Die USA unter Trump machen unmissverständlich klar, dass ihnen die Unterstützung der europäischen Staaten im Ukraine-Krieg und darüber hinaus nicht heilig ist. Deutschland, Frankreich und auch Großbritannien sind nun gezwungen, eigene Strategien zu entwickeln – und das möglichst schnell. – Ein Kommentar von Mohannad Lamees.

Der 14. Februar – das ist eigentlich der Tag der Liebe und der Romantik. Allerdings zeigt eine Studie aus den USA, dass sich rund um den Valentinstag durchschnittlich deutlich mehr Paare trennen als zu anderen Jahreszeiten. Die Gründe: falsche Erwartungen, Eifersucht und eine ohnehin schon wackelnde Beziehung, die man gerade so eben bis zum Tag der Liebe hinüber gerettet hat.

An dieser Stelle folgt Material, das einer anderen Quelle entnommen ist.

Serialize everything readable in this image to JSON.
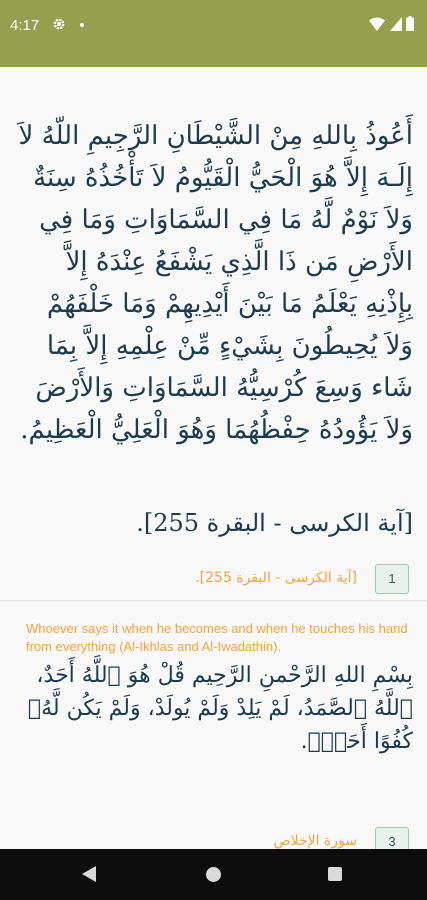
{
  "status_bar": {
    "time": "4:17",
    "icons": [
      "gear-icon",
      "notification-dot-icon",
      "wifi-icon",
      "signal-icon",
      "battery-icon"
    ]
  },
  "cards": [
    {
      "arabic_text": "أَعُوذُ بِاللهِ مِنْ الشَّيْطَانِ الرَّجِيمِ اللّهُ لاَ إِلَـهَ إِلاَّ هُوَ الْحَيُّ الْقَيُّومُ لاَ تَأْخُذُهُ سِنَةٌ وَلاَ نَوْمٌ لَّهُ مَا فِي السَّمَاوَاتِ وَمَا فِي الأَرْضِ مَن ذَا الَّذِي يَشْفَعُ عِنْدَهُ إِلاَّ بِإِذْنِهِ يَعْلَمُ مَا بَيْنَ أَيْدِيهِمْ وَمَا خَلْفَهُمْ وَلاَ يُحِيطُونَ بِشَيْءٍ مِّنْ عِلْمِهِ إِلاَّ بِمَا شَاء وَسِعَ كُرْسِيُّهُ السَّمَاوَاتِ وَالأَرْضَ وَلاَ يَؤُودُهُ حِفْظُهُمَا وَهُوَ الْعَلِيُّ الْعَظِيمُ.",
      "inline_reference": "[آية الكرسى - البقرة 255].",
      "reference": "[آية الكرسى - البقرة 255].",
      "count": "1"
    },
    {
      "virtue": "Whoever says it when he becomes and when he touches his hand from everything (Al-Ikhlas and Al-Iwadathin).",
      "arabic_text": "بِسْمِ اللهِ الرَّحْمنِ الرَّحِيم قُلْ هُوَ ٱللَّهُ أَحَدٌ، ٱللَّهُ ٱلصَّمَدُ، لَمْ يَلِدْ وَلَمْ يُولَدْ، وَلَمْ يَكُن لَّهُۥ كُفُوًا أَحَدٌۢ.",
      "reference": "سورة الإخلاص",
      "count": "3"
    }
  ],
  "nav_bar": {
    "icons": [
      "back-icon",
      "home-icon",
      "recents-icon"
    ]
  },
  "colors": {
    "status_bar": "#95a04f",
    "arabic_text": "#1d3b4e",
    "reference_orange": "#f2a23c",
    "badge_bg": "#e8f1eb",
    "nav_bar": "#0d0d0d"
  }
}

Als der neue US-amerikanische Vizepräsident „JD” Vance am 14. Februar 2025 im Bayerischen Hof zu München im Rahmen der Münchner Sicherheitskonferenz das Podium betrat und in seiner Rede den jahrzehntelang garantierten Beistand aufkündigte, sind sicherlich jede Menge Herzen zerbrochen. Die ohnehin wackelige Beziehung der USA zu den europäischen Staaten droht wegen falscher Erwartungen noch weiter in die Krise zu rutschen.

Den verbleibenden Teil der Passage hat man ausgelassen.